Видя растерянность Андрея, успокоил:
— Не переживай капитан, на флоте и не такие накладки бывают. Иди, сдавай документы, рассчитывайся с финчастью и — свободен…
5
Пока Платонов мотался непонятно зачем в Астрахань, в лаборатории случилось ЧП.
Начальник спецфакультета капитан 1 ранга Мирза Аббасович Гамбаров был дороден и черноволос. Как истинный сын Востока, он был к тому же упрям, вспыльчив и амбициозен, но отходчив и не злобив.
Ещё в детстве Мирза, оказавшись в Баку, побывал на празднике Дня Военно–Морского Флота и увидев парад кораблей, раз и навсегда для себя решил стать адмиралом.

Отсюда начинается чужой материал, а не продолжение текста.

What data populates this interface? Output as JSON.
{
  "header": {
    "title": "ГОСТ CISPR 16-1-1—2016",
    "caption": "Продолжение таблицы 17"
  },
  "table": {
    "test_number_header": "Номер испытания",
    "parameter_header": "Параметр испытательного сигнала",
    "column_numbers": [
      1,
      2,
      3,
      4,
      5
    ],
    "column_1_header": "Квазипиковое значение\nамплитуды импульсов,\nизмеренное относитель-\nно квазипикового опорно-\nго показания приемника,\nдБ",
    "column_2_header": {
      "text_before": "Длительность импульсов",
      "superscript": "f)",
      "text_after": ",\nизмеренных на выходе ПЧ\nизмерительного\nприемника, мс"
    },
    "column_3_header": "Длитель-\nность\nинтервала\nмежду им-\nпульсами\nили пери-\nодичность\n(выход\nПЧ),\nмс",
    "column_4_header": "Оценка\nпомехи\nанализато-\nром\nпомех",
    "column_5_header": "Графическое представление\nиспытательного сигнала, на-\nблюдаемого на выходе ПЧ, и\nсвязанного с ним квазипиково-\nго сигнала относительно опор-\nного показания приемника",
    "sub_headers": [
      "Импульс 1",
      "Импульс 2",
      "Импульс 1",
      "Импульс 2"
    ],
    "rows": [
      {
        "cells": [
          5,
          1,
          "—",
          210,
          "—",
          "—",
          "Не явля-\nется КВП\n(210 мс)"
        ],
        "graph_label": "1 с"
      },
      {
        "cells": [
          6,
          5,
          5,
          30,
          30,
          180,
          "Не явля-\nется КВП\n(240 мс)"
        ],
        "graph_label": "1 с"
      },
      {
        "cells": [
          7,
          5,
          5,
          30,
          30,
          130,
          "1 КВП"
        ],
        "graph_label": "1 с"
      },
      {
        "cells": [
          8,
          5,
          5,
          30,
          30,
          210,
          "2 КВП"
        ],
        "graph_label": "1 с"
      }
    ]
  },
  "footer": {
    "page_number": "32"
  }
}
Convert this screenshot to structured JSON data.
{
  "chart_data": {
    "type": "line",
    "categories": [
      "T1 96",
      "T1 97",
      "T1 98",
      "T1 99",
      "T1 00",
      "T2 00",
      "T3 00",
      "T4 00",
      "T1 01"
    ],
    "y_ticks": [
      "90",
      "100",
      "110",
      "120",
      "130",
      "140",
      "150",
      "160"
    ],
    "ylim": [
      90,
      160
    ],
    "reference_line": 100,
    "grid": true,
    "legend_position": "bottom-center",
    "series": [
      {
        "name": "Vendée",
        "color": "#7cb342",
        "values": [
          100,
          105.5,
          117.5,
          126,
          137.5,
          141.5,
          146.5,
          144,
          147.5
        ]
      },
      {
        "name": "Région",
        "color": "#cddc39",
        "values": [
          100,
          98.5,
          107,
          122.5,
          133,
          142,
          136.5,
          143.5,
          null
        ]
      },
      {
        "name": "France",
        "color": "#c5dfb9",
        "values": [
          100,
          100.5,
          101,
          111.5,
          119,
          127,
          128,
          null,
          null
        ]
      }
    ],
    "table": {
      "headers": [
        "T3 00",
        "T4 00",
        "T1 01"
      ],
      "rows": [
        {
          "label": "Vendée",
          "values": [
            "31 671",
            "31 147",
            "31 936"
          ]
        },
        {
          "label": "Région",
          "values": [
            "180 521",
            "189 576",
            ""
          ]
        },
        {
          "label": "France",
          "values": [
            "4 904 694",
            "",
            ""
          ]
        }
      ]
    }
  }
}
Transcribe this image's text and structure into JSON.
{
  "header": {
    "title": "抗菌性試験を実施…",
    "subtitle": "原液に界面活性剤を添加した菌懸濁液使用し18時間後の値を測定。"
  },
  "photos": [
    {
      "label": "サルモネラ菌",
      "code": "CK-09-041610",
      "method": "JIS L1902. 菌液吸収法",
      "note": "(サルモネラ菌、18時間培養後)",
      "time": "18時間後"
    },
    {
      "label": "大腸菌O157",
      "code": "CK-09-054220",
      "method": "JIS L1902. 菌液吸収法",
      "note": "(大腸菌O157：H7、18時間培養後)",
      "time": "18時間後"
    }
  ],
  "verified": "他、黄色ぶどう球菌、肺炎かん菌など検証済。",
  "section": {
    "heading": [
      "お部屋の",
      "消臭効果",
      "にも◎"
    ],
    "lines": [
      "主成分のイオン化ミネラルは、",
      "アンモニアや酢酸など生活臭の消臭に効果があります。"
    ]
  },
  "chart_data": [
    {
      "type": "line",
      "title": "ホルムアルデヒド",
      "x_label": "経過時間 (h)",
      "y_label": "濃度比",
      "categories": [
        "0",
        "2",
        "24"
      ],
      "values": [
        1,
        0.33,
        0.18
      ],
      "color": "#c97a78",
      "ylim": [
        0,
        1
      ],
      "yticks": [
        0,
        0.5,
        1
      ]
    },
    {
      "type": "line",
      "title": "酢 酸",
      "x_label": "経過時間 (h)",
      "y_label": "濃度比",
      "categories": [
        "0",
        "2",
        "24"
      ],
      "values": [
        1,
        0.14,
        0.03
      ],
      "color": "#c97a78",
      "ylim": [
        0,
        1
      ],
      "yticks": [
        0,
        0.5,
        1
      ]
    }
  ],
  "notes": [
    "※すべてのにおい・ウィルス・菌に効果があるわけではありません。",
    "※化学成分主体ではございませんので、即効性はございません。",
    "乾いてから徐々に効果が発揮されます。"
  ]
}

Какие гены взбугрилсиь тогда в сухопутной душе мальчонки, никто не знал, но и родня и сверстники были уверены, что раз Мирза решил, то так тому и быть.
Учиться он всегда не любил, а потому и знаний особых не имел, однако после школы, не раздумывая, подался в военно-морское училище. Как и следовало ожидать, экзамены не сдал, но от этого желание стать адмиралом не убавилось. Наоборот, неудача только раззадорила его. Мирза прорвался к начальнику училища и категорически заявил, что весь Казанбулак торжественно провожал его в училище, наказывая стать первым в ауле военным моряком, и он, по законам гор, не может нарушить наказ своих односельчан. Это позор на всю семью. И его зачислили в курсанты. А пять лет спустя лейтенант Мирза Гамбаров в щегольской, шитой на заказ у лучшего портного военно-морской форме представлялся командиру дивизиона малых охотников за подводными лодками по случаю вступления в должность.